I seriously thought that kid had a chance with her when I watched this movie at 10 years old. I was all like,"This kid thinks just like me. He's such a fucking boss. First, he completely screws over some fascist, corporate millionaire butthole for running over his bike and nearly killing him. Then he outsmarts OJ Simpson.
Then, he sticks it to his parents and buys his own mansion, complete with water slide and 3 story high screen to play video games on. THEN, he hires Chris Farley as his slave, to drive him around in a limo and just chill out and be his bro. And finally, he macks it to the hottie from the banks thats like, three times his age. Screw that pussy Richie Rich, this kid would whoop Richie Richs ass then fuck his sister."Just goes to show, all bitches give a shit about are money and social status. This kid is like 10, and she's in her 30's. But the second he starts slinging his 2 inch, prepubescent wang around after dipping it into gold dust, she's all moist and dry humping his leg in the water sprinklers.
Of course, there was also Heavy Weights which, to this day, simultaneously serves as both Judd Appatow and Ben Stillers crowning achievements. It taught us that not only is child obesity completely fine, but hilarious as well.
But I'm going way off subject here, we're talking about Homeward Bound, here!And so...we finally arrive back at Homeward Bound. What a glorious movie. Sure, it's corny as hell, but I was 5 years old when it was released. So fuck off, Lahey. When I was five, I didn't notice the extremely creepy relationship between Peter and Shadow.
Nor did I notice how socially awkward the kids were, and how much they relied on their pets to cope with their shitty existence. It's like they didn't play video games, or sports, or have any friends. No hobbies, no talent, just...love for their pets. Kind of sad, really. These little kids are bitching and moaning about their pets. Meanwhile, said pets are fighting bears, porcupines and mountain lions, falling down water falls, and escaping prison not once, but two times, all the while traveling hundreds of miles to be reacquainted with their owners.I guess they needed the kids to act like such mega bitches to give the ending a more palatable emotional punch. But I think it would have been way funnier if they returned, only to find out the kids had all moved on and gotten new pets."Shit....this is awkward."
Chances owner gets into his 'reptile' phase, and now has a snake, several frogs, and a turtle named Donatello. (Yea, that kid was a little bitch, of course he'd name his turtle after the lamest Ninja Turtle.)

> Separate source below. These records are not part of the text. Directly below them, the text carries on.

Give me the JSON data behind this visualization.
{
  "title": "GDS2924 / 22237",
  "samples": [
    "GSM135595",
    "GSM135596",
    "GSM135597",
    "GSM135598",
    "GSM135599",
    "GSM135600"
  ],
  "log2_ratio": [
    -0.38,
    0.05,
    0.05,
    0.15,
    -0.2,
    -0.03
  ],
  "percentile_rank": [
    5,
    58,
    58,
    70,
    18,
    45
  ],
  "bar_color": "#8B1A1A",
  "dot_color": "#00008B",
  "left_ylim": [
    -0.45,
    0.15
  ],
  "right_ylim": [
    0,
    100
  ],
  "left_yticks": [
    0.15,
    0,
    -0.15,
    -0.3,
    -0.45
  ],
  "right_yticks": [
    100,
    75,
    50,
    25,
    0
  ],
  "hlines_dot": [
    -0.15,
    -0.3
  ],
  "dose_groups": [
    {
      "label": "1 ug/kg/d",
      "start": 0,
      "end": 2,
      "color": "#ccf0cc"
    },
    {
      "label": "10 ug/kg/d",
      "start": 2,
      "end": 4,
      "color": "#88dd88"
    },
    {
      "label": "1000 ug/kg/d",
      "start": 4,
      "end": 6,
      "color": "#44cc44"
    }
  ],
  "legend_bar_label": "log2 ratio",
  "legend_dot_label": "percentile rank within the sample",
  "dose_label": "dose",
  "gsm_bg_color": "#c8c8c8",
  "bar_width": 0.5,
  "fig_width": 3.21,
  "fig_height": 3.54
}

Peter couldn't put up with the sexual frustration he was having without Shadow to lick the peanut butter out of his asshole. So he started frequenting the gay clubs of San Francisco and eventually bought himself a gerbil and some hamsters.And the little girl who owned the cunty cat would have dulled her pain and numbed her misery with a diverse selection of illegal substances, drowning her sorrows with booze when she ran out of heroin to inject into her eyelids.At this point, I know you're wondering what the fuck the first thing this movie has in common" with Step Brothers is. How exactly does a movie about lost pets - a touching film full of courage, betrayal, and sexual magic - tie in to a movie about what my generation will all inevitably wind up as when we are in our mid 30's?Actually, you probably aren't thinking that at all, because I ended up reviewing, like, 4 other movies before ever revealing the initial point I was trying to make from the start of the article. So you completely forgot about the Step Brothers = Homeward Bound: The Incredible Story connection. My bad. Let me just put it to you this way. The cast of Homeward Bound: The Incredible Journey may be long dead, but they influence us all to this very day. Their influence....is timeless and eternal. Don't believe me? Check out this clip from Step Brothers.
Skip to 4:45, and you'll hear a recognizable melody. Recognizable because it's the theme song from Homeward Bound. I'm seriously.
That very observation is what inspired this entire article. It's the snowball effect meets complete insanity.